The Rondo follows attacca, without a pause, rousing us from poetic dreams and reveries with robust dance rhythms vivace and rhapsodic gestures. Here we encounter the playfulness, dancing, acting and extreme good humor of Chopin the young man, a neglected aspect of his character in the received paradigm of the later consumptive melancholic. There is the character of the Polish krakowiak dance here, a syncopated, duple-time popular dance in contemporary Krakow. The characteristic rhythm, liveliness and amusement should be expressed with colour and verve. The theme of the episode – led in octave unison against the pizzicato of the strings – is all born of the virtuosic style brillante. The entire musical population of Warsaw was drawn to the National Theatre for the premiere. One young singer was Konstancja GÅ‚adkowska. ‘Dressed becomingly in white, with roses in her hair' as Chopin romantically described her. She sang the cavatina from Rossini’s La donna del lago.
3
Mazurkas, Op. 59
No. 1 in A
minor
No. 2 in A
flat major
No. 3 in F sharp minor
The late Chopin mazurkas Op. 59 were replete with musical meaning from his instinctively wrought phrasing. He brought to them so much variety of mood, sound, tone and rhythm. A feeling of nostalgia was marvellously expressed yet in a spirited fashion. His Chopin mazurka emerged as a song, singing phrases with a superb return of the melody. I could not help marvelling at Chopin’s adventurous harmonic transitions which must have sounded revolutionary, if not inaccessible, in the day.

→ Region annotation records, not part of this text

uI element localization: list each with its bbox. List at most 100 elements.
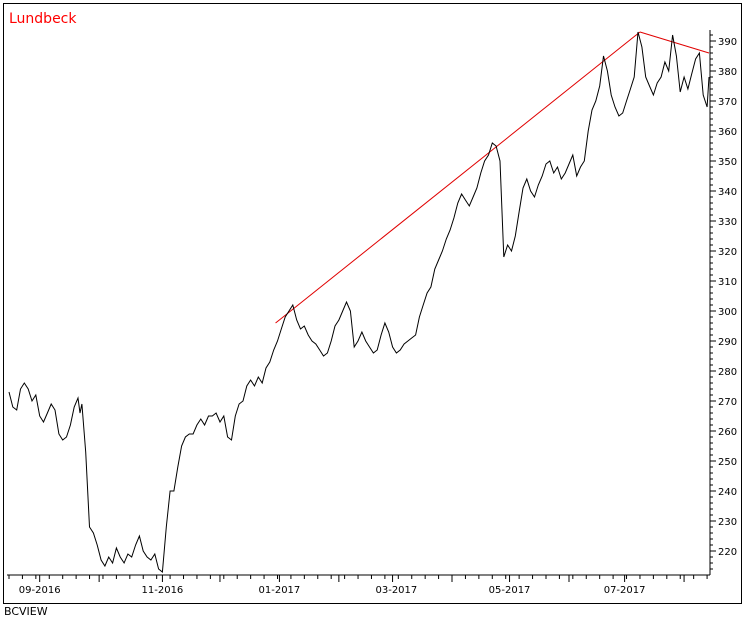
price-point: [254, 386, 255, 387]
price-point: [545, 164, 546, 165]
price-point: [300, 329, 301, 330]
price-point: [223, 416, 224, 417]
price-point: [185, 437, 186, 438]
price-point: [709, 77, 710, 78]
price-point: [595, 101, 596, 102]
price-point: [580, 167, 581, 168]
price-point: [139, 536, 140, 537]
price-point: [618, 116, 619, 117]
price-point: [246, 386, 247, 387]
price-point: [373, 353, 374, 354]
series-layer: [8, 31, 710, 573]
price-point: [200, 419, 201, 420]
price-point: [12, 407, 13, 408]
price-point: [649, 86, 650, 87]
price-point: [557, 167, 558, 168]
price-point: [427, 293, 428, 294]
y-tick-label: 380: [718, 67, 737, 78]
price-point: [484, 161, 485, 162]
price-point: [292, 305, 293, 306]
price-point: [312, 341, 313, 342]
y-tick-label: 360: [718, 127, 737, 138]
price-point: [143, 551, 144, 552]
y-tick-label: 390: [718, 37, 737, 48]
price-point: [327, 353, 328, 354]
y-tick-label: 240: [718, 487, 737, 498]
trendline-2: [639, 31, 710, 54]
price-point: [62, 440, 63, 441]
price-point: [638, 32, 639, 33]
chart-title: Lundbeck: [9, 11, 77, 27]
price-point: [35, 395, 36, 396]
price-point: [131, 557, 132, 558]
price-point: [335, 326, 336, 327]
price-point: [189, 434, 190, 435]
price-point: [634, 77, 635, 78]
price-point: [446, 239, 447, 240]
price-point: [411, 338, 412, 339]
price-point: [461, 194, 462, 195]
price-point: [216, 413, 217, 414]
price-point: [55, 410, 56, 411]
price-point: [492, 143, 493, 144]
price-point: [265, 368, 266, 369]
price-point: [707, 107, 708, 108]
price-point: [154, 554, 155, 555]
price-point: [473, 197, 474, 198]
price-point: [503, 257, 504, 258]
price-point: [476, 188, 477, 189]
price-point: [407, 341, 408, 342]
price-point: [78, 398, 79, 399]
price-point: [93, 533, 94, 534]
price-point: [227, 437, 228, 438]
price-point: [120, 557, 121, 558]
price-point: [430, 287, 431, 288]
price-point: [219, 422, 220, 423]
price-line: [8, 31, 710, 573]
price-point: [58, 434, 59, 435]
price-point: [277, 341, 278, 342]
price-point: [423, 305, 424, 306]
price-point: [212, 416, 213, 417]
price-point: [354, 347, 355, 348]
price-point: [388, 332, 389, 333]
price-point: [181, 446, 182, 447]
price-point: [193, 434, 194, 435]
price-point: [442, 251, 443, 252]
price-point: [392, 347, 393, 348]
y-tick-label: 290: [718, 337, 737, 348]
price-point: [239, 404, 240, 405]
price-point: [89, 527, 90, 528]
price-point: [496, 146, 497, 147]
price-point: [104, 566, 105, 567]
price-point: [515, 236, 516, 237]
price-point: [39, 416, 40, 417]
x-tick-label: 03-2017: [375, 585, 417, 596]
price-point: [16, 410, 17, 411]
price-point: [538, 185, 539, 186]
price-point: [51, 404, 52, 405]
price-point: [457, 203, 458, 204]
price-point: [434, 269, 435, 270]
price-point: [177, 467, 178, 468]
y-tick-label: 230: [718, 517, 737, 528]
price-point: [204, 425, 205, 426]
price-point: [526, 179, 527, 180]
y-tick-label: 370: [718, 97, 737, 108]
price-point: [404, 344, 405, 345]
price-point: [641, 47, 642, 48]
price-point: [70, 425, 71, 426]
price-point: [561, 179, 562, 180]
price-point: [231, 440, 232, 441]
price-point: [569, 164, 570, 165]
price-point: [173, 491, 174, 492]
price-point: [296, 320, 297, 321]
chart-frame: Lundbeck 220 230 240 250 260 270 280 290 300 310 3…: [3, 3, 742, 604]
price-point: [645, 77, 646, 78]
price-point: [304, 326, 305, 327]
y-tick-label: 220: [718, 547, 737, 558]
price-point: [695, 59, 696, 60]
price-point: [308, 335, 309, 336]
x-tick-label: 01-2017: [259, 585, 301, 596]
price-point: [323, 356, 324, 357]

Guo is an hypnotic player who takes you irresistibly and willing into his musical orbit.
He was awarded the competition prize for the best performance of Mazurkas by the Polish National Radio 2 (Dwojka)
Waltz A flat major, Op. 42
His delightful, stylish waltz created a luminously melancholic recall of past happy memories.
This piano (serial no. 9648) was made by Pleyel in
1842. In 1989, it was bought from Giuseppe Accardi for the collection of Edwin
Beunk. This mahogany-veneered instrument has a composite frame with five stress
bars. The strings are largely iron, only brass-wound in the bass. This piano
has an English double-escapement action, a keyboard range of 6²⁄3 octaves
(C1–g4), and two pedals: damper and una corda. It underwent conservation work
in 1989 and 2007, with the strings and the felt of the dampers replaced.